Schoenman n’hésite pas à écrire, à propos de Russell, que « son attitude à l’égard du capitalisme et de l’impérialisme américain pendant ses dernières années présente un caractère résolument marxiste 16 ». Mais, si cette façon de décrire les choses n’est pas surprenante de la part de quelqu’un qui a été associé directement à (et en partie responsable de) la radicalisation des idées politiques de Russell dans les années 1950 et 1960, elle a été contestée parfois vigoureusement par ceux qui doutent sérieusement que l’on puisse parler, à propos de Russell, d’une rupture qui serait intervenue, dans la dernière période de sa vie, avec son passé libéral. Effectivement, une reconnaissance du danger majeur qu’une concentration de pouvoir d’une espèce jusqu’à présent inédite entre les mains du complexe militaro-industriel américain était susceptible de faire courir à la cause de la paix mondiale et à celle du progrès social n’était pas intrinsèquement incompatible avec une sensibilité libérale et n’exigeait pas nécessairement l’adoption d’une orientation plus ou moins marxiste. Edward Sherman est sûrement plus près de la vérité que Schoenman quand il remarque que, jusqu’à la fin, Russell « est resté attaché aux idéaux de la démocratie, de l’anti-autoritarisme et de l’individualisme, soutenant toujours que d’une manière ou d’une autre ces valeurs devaient être préservées dans n’importe quel système politique 17 » et que le type de solution auquel il s’est rallié représentait « un compromis qui ne satisfaisait entièrement ni sa préoccupation libérale traditionnelle pour l’individu ni son désir social activiste d’une justice sociale et économique plus grande 18 ».
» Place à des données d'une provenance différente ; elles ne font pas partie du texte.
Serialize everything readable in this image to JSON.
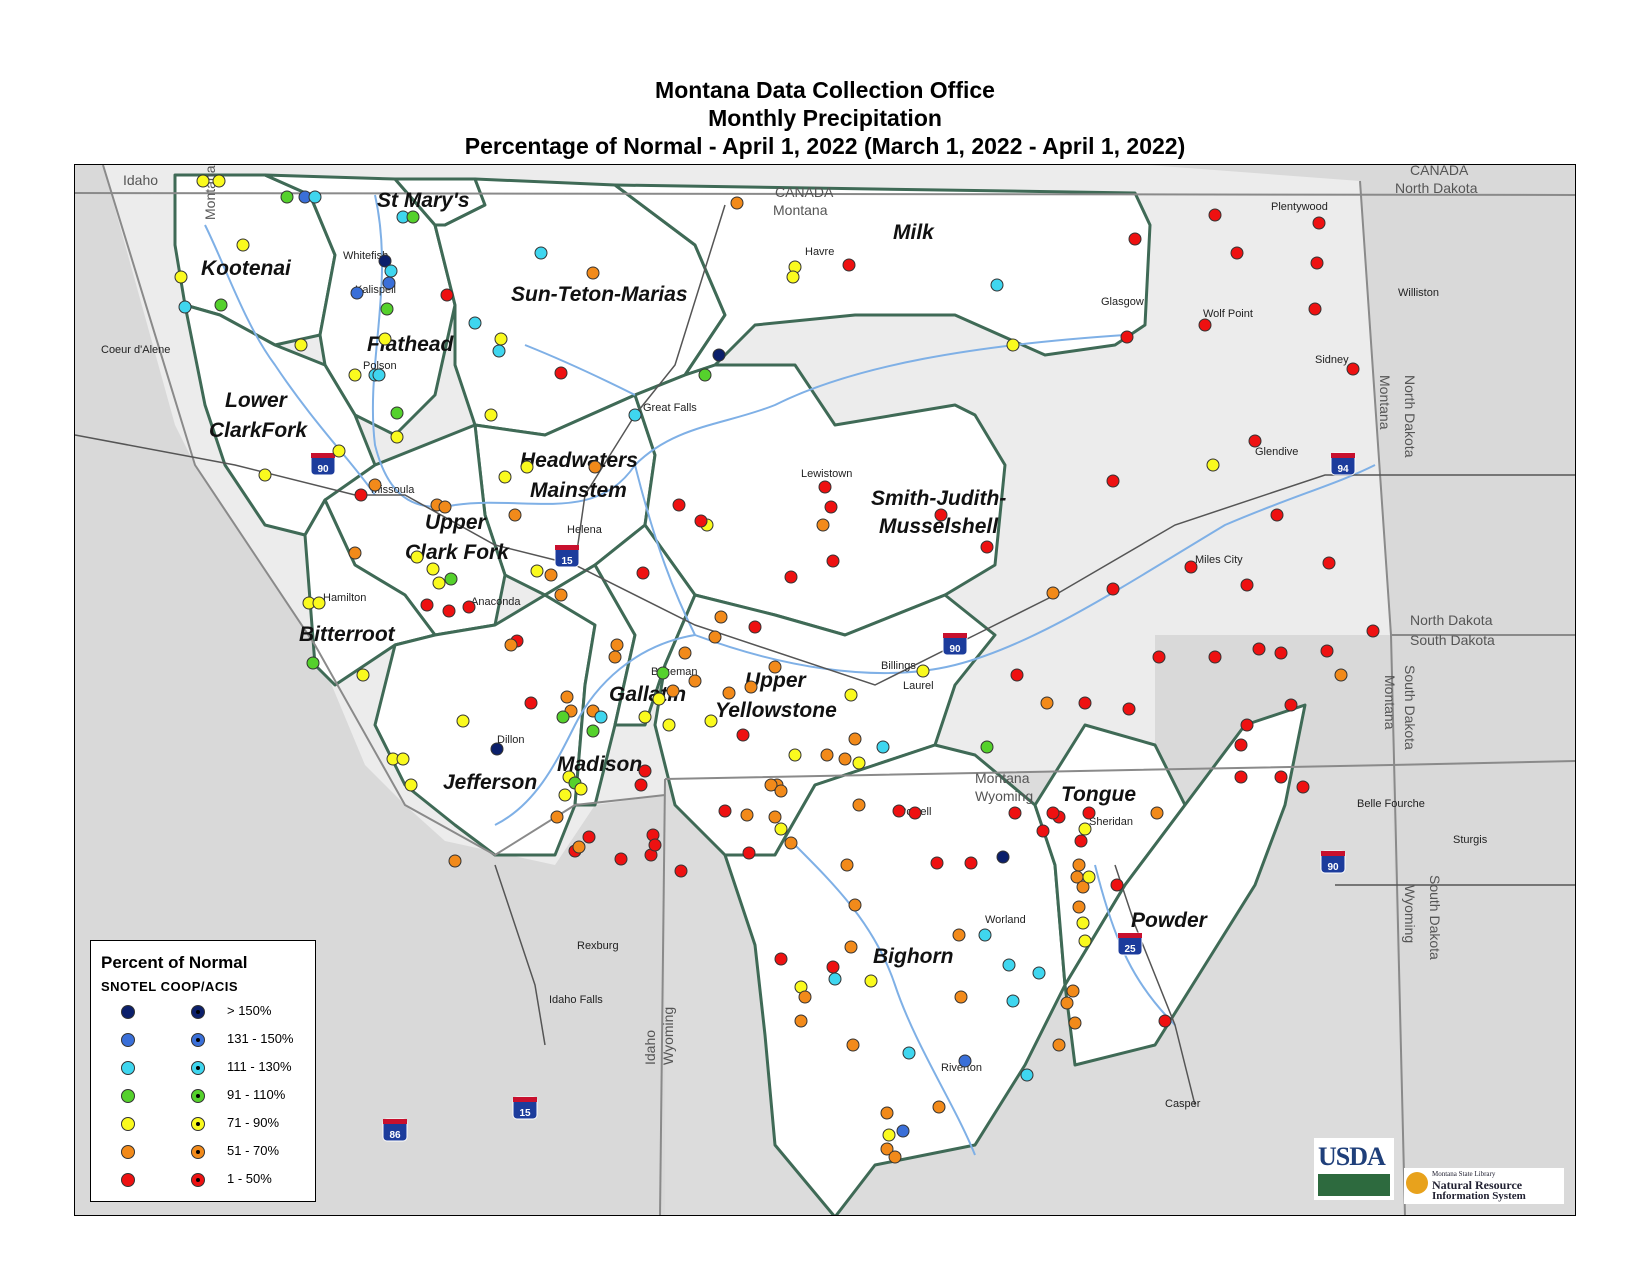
{
  "title": {
    "line1": "Montana Data Collection Office",
    "line2": "Monthly Precipitation",
    "line3": "Percentage of Normal - April 1, 2022 (March 1, 2022 - April 1, 2022)"
  },
  "region_labels": [
    "CANADA",
    "Montana",
    "CANADA",
    "North Dakota",
    "Idaho",
    "Montana",
    "North Dakota",
    "Montana",
    "North Dakota",
    "South Dakota",
    "South Dakota",
    "Montana",
    "Montana",
    "Wyoming",
    "South Dakota",
    "Wyoming",
    "Idaho",
    "Wyoming"
  ],
  "basins": [
    "St Mary's",
    "Kootenai",
    "Flathead",
    "Sun-Teton-Marias",
    "Milk",
    "Lower",
    "ClarkFork",
    "Headwaters",
    "Mainstem",
    "Upper",
    "Clark Fork",
    "Smith-Judith-",
    "Musselshell",
    "Bitterroot",
    "Upper",
    "Yellowstone",
    "Gallatin",
    "Madison",
    "Jefferson",
    "Tongue",
    "Bighorn",
    "Powder"
  ],
  "cities": [
    "Whitefish",
    "Kalispell",
    "Polson",
    "Havre",
    "Glasgow",
    "Plentywood",
    "Wolf Point",
    "Williston",
    "Sidney",
    "Great Falls",
    "Lewistown",
    "Glendive",
    "Missoula",
    "Helena",
    "Miles City",
    "Hamilton",
    "Anaconda",
    "Bozeman",
    "Billings",
    "Laurel",
    "Dillon",
    "Coeur d'Alene",
    "Belle Fourche",
    "Sturgis",
    "Powell",
    "Sheridan",
    "Worland",
    "Rexburg",
    "Idaho Falls",
    "Riverton",
    "Casper"
  ],
  "interstates": [
    "90",
    "15",
    "94",
    "90",
    "90",
    "25",
    "15",
    "86"
  ],
  "legend": {
    "title": "Percent of Normal",
    "subtitle": "SNOTEL  COOP/ACIS",
    "classes": [
      {
        "label": "> 150%",
        "color": "#0b1f6b"
      },
      {
        "label": "131 - 150%",
        "color": "#3a6fd8"
      },
      {
        "label": "111 - 130%",
        "color": "#3fd6ef"
      },
      {
        "label": "91 - 110%",
        "color": "#55d12c"
      },
      {
        "label": "71 - 90%",
        "color": "#fafa1e"
      },
      {
        "label": "51 - 70%",
        "color": "#f28a1a"
      },
      {
        "label": "1 - 50%",
        "color": "#ee1111"
      }
    ]
  },
  "logos": {
    "usda": "USDA",
    "msl_line1": "Montana State Library",
    "msl_line2": "Natural Resource",
    "msl_line3": "Information System"
  }
}
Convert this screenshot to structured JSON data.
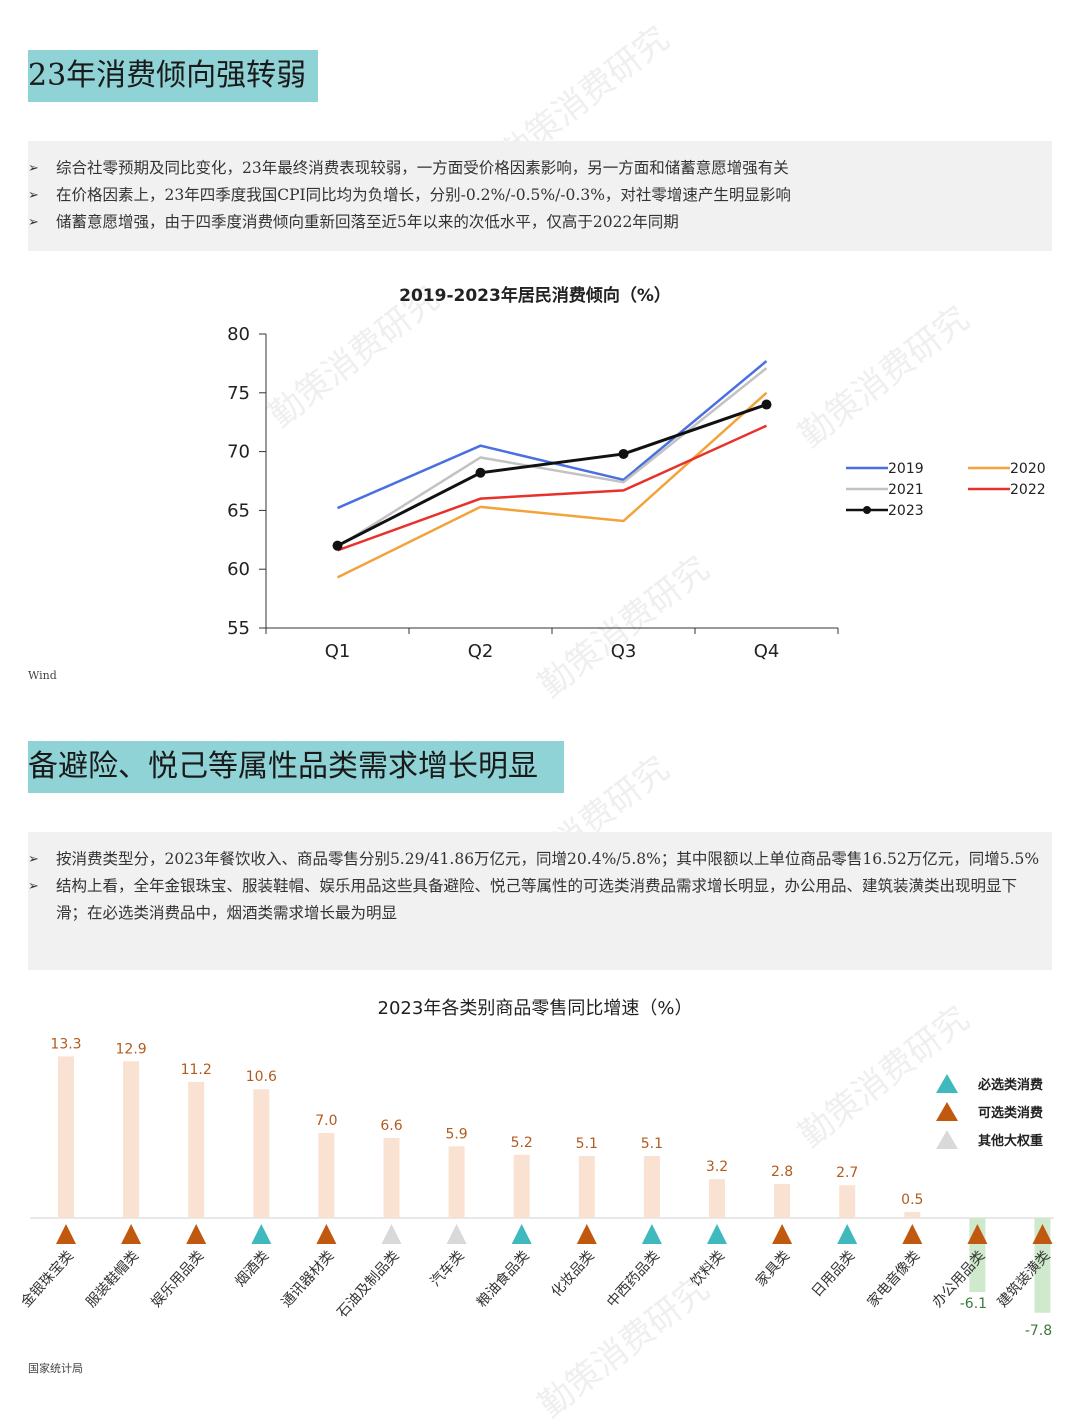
{
  "section1": {
    "title": "23年消费倾向强转弱",
    "bullets": [
      "综合社零预期及同比变化，23年最终消费表现较弱，一方面受价格因素影响，另一方面和储蓄意愿增强有关",
      "在价格因素上，23年四季度我国CPI同比均为负增长，分别-0.2%/-0.5%/-0.3%，对社零增速产生明显影响",
      "储蓄意愿增强，由于四季度消费倾向重新回落至近5年以来的次低水平，仅高于2022年同期"
    ],
    "source": "Wind"
  },
  "section2": {
    "title": "备避险、悦己等属性品类需求增长明显",
    "bullets": [
      "按消费类型分，2023年餐饮收入、商品零售分别5.29/41.86万亿元，同增20.4%/5.8%；其中限额以上单位商品零售16.52万亿元，同增5.5%",
      "结构上看，全年金银珠宝、服装鞋帽、娱乐用品这些具备避险、悦己等属性的可选类消费品需求增长明显，办公用品、建筑装潢类出现明显下滑；在必选类消费品中，烟酒类需求增长最为明显"
    ],
    "source": "国家统计局"
  },
  "bullet_mark": "➢",
  "watermark_text": "勤策消费研究",
  "chart_data": [
    {
      "type": "line",
      "title": "2019-2023年居民消费倾向（%）",
      "categories": [
        "Q1",
        "Q2",
        "Q3",
        "Q4"
      ],
      "ylim": [
        55,
        80
      ],
      "yticks": [
        55,
        60,
        65,
        70,
        75,
        80
      ],
      "grid": false,
      "legend_position": "right",
      "series": [
        {
          "name": "2019",
          "color": "#4a6fe0",
          "values": [
            65.2,
            70.5,
            67.6,
            77.7
          ],
          "markers": false
        },
        {
          "name": "2020",
          "color": "#f2a33a",
          "values": [
            59.3,
            65.3,
            64.1,
            75.0
          ],
          "markers": false
        },
        {
          "name": "2021",
          "color": "#c2c2c2",
          "values": [
            61.9,
            69.5,
            67.4,
            77.1
          ],
          "markers": false
        },
        {
          "name": "2022",
          "color": "#e8312a",
          "values": [
            61.6,
            66.0,
            66.7,
            72.2
          ],
          "markers": false
        },
        {
          "name": "2023",
          "color": "#111111",
          "values": [
            62.0,
            68.2,
            69.8,
            74.0
          ],
          "markers": true
        }
      ]
    },
    {
      "type": "bar",
      "title": "2023年各类别商品零售同比增速（%）",
      "categories": [
        "金银珠宝类",
        "服装鞋帽类",
        "娱乐用品类",
        "烟酒类",
        "通讯器材类",
        "石油及制品类",
        "汽车类",
        "粮油食品类",
        "化妆品类",
        "中西药品类",
        "饮料类",
        "家具类",
        "日用品类",
        "家电音像类",
        "办公用品类",
        "建筑装潢类"
      ],
      "category_labels": [
        "金银珠宝类",
        "服装鞋帽类",
        "娱乐用品类",
        "烟酒类",
        "通讯器材类",
        "石油及制品类",
        "汽车类",
        "粮油食品类",
        "化妆品类",
        "中西药品类",
        "饮料类",
        "家具类",
        "日用品类",
        "家电音像类",
        "办公用品类",
        "建筑装潢类"
      ],
      "values": [
        13.3,
        12.9,
        11.2,
        10.6,
        7.0,
        6.6,
        5.9,
        5.2,
        5.1,
        5.1,
        3.2,
        2.8,
        2.7,
        0.5,
        -6.1,
        -7.8
      ],
      "value_labels": [
        "13.3",
        "12.9",
        "11.2",
        "10.6",
        "7.0",
        "6.6",
        "5.9",
        "5.2",
        "5.1",
        "5.1",
        "3.2",
        "2.8",
        "2.7",
        "0.5",
        "-6.1",
        "-7.8"
      ],
      "category_type": [
        "可选类消费",
        "可选类消费",
        "可选类消费",
        "必选类消费",
        "可选类消费",
        "其他大权重",
        "其他大权重",
        "必选类消费",
        "可选类消费",
        "必选类消费",
        "必选类消费",
        "可选类消费",
        "必选类消费",
        "可选类消费",
        "可选类消费",
        "可选类消费"
      ],
      "bar_color_positive": "#f9e2d2",
      "bar_color_negative": "#cfe9cc",
      "value_label_color_positive": "#b35b1e",
      "value_label_color_negative": "#3d7a3d",
      "legend_position": "right",
      "legend": [
        {
          "name": "必选类消费",
          "color": "#3fb9bd"
        },
        {
          "name": "可选类消费",
          "color": "#c0580f"
        },
        {
          "name": "其他大权重",
          "color": "#d9d9d9"
        }
      ]
    }
  ]
}
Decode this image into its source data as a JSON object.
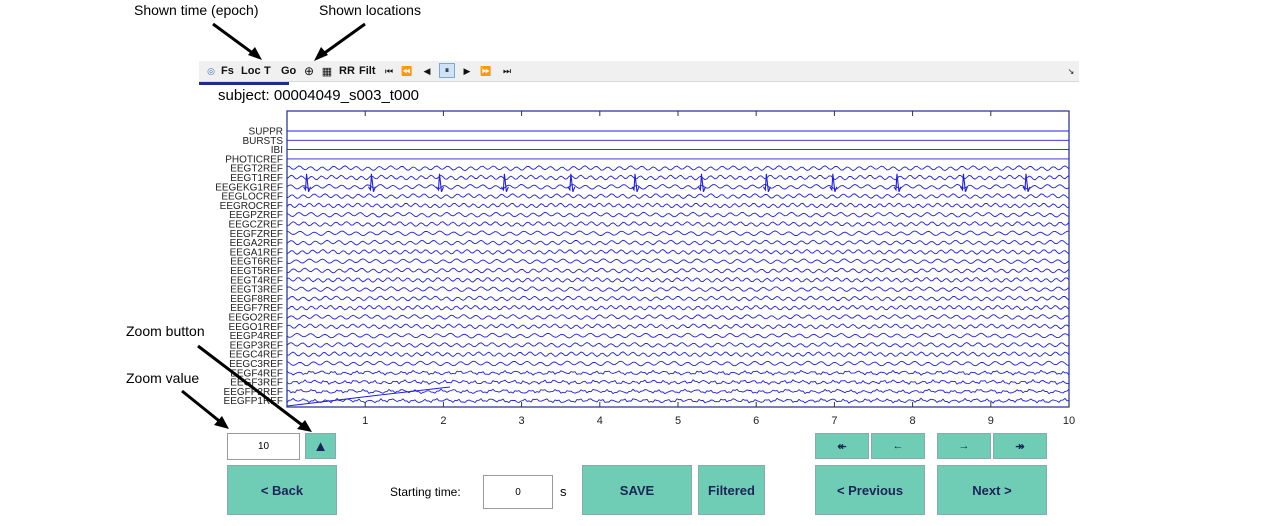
{
  "annotations": {
    "shown_time": "Shown time (epoch)",
    "shown_locations": "Shown locations",
    "zoom_button": "Zoom button",
    "zoom_value": "Zoom value"
  },
  "toolbar": {
    "fs": "Fs",
    "loc": "Loc",
    "t": "T",
    "go": "Go",
    "rr": "RR",
    "filt": "Filt",
    "first": "⏮",
    "fast_back": "⏪",
    "back": "◀",
    "pause": "⏸",
    "play": "▶",
    "fast_forward": "⏩",
    "last": "⏭",
    "corner": "↘"
  },
  "subject": "subject: 00004049_s003_t000",
  "channels": [
    "SUPPR",
    "BURSTS",
    "IBI",
    "PHOTICREF",
    "EEGT2REF",
    "EEGT1REF",
    "EEGEKG1REF",
    "EEGLOCREF",
    "EEGROCREF",
    "EEGPZREF",
    "EEGCZREF",
    "EEGFZREF",
    "EEGA2REF",
    "EEGA1REF",
    "EEGT6REF",
    "EEGT5REF",
    "EEGT4REF",
    "EEGT3REF",
    "EEGF8REF",
    "EEGF7REF",
    "EEGO2REF",
    "EEGO1REF",
    "EEGP4REF",
    "EEGP3REF",
    "EEGC4REF",
    "EEGC3REF",
    "EEGF4REF",
    "EEGF3REF",
    "EEGFP2REF",
    "EEGFP1REF"
  ],
  "chart_data": {
    "type": "line",
    "x_ticks": [
      "1",
      "2",
      "3",
      "4",
      "5",
      "6",
      "7",
      "8",
      "9",
      "10"
    ],
    "xlim": [
      0,
      10
    ],
    "ekg_peaks_s": [
      0.25,
      1.08,
      1.95,
      2.78,
      3.63,
      4.45,
      5.3,
      6.13,
      6.98,
      7.8,
      8.65,
      9.45
    ],
    "line_color": "#1f1fe0"
  },
  "controls": {
    "zoom_value": "10",
    "zoom_button": "▲",
    "back": "<  Back",
    "starting_time_label": "Starting time:",
    "starting_time_value": "0",
    "seconds_unit": "s",
    "save": "SAVE",
    "filtered": "Filtered",
    "previous": "< Previous",
    "next": "Next  >",
    "nav_fast_back": "↞",
    "nav_back": "←",
    "nav_forward": "→",
    "nav_fast_forward": "↠"
  },
  "colors": {
    "button_bg": "#6fcdb5",
    "plot_frame": "#1c2d8f",
    "trace": "#1f1fe0"
  }
}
Cela nous amène à la deuxième question dont je voulais vous dire quelques mots en terminant : celle des idéaux politiques auxquels Russell s’est référé tout au long de sa vie pour évaluer les options politiques existantes et qui, à la différence des choix qu’il a faits concrètement à un moment ou à un autre, ne semblent pas avoir jamais changé fondamentalement. Un de ses ouvrages, que j’ai déjà cité et qui a été publié pour la première fois en 1917 (mais aux États-Unis seulement, parce que sa parution n’a pas été autorisée en Grande-Bretagne, où il a été édité seulement en 1963), s’intitule précisément Political Ideals [Idéaux politiques]. Russell y introduit notamment une distinction qui, de toute évidence, a marqué profondément et d’un bout à l’autre toute sa pensée politique. Il s’agit de la distinction entre, d’un côté, les désirs et les impulsions que l’on peut appeler créatifs et, de l’autre, les désirs et les impulsions que l’on peut appeler possessifs. Une caractéristique essentielle qui les différencie, et qui a une importance cruciale du point de vue social et politique, est que les désirs et les impulsions créatifs ou, comme il les appelle aussi, constructifs peuvent s’harmoniser naturellement et ne donnent pas lieu à une compétition pour la possession des biens concernés, alors que les désirs et les impulsions possessifs sont intrinsèquement concurrentiels et conflictuels.

Les désirs et les impulsions possessifs ont pour objet principalement les biens matériels, alors que les biens mentaux et spirituels constituent l’objet privilégié des désirs et des impulsions créatifs. Or, du point de vue de Russell, « la vie la meilleure est une vie dans laquelle les impulsions créatives jouent le rôle le plus grand et les impulsions possessives le plus réduit » [PI, 11]. La prédominance des instincts possessifs, orientés en premier lieu vers la conquête des biens matériels, privilégie l’usage de la force, qui est au contraire impuissante quand il s’agit de s’assurer la possession des biens spirituels. « Pour cette raison, écrit Russell, les hommes qui croient à la force sont les hommes dont les pensées et les désirs sont préoccupés par les biens matériels. » [Ibid.]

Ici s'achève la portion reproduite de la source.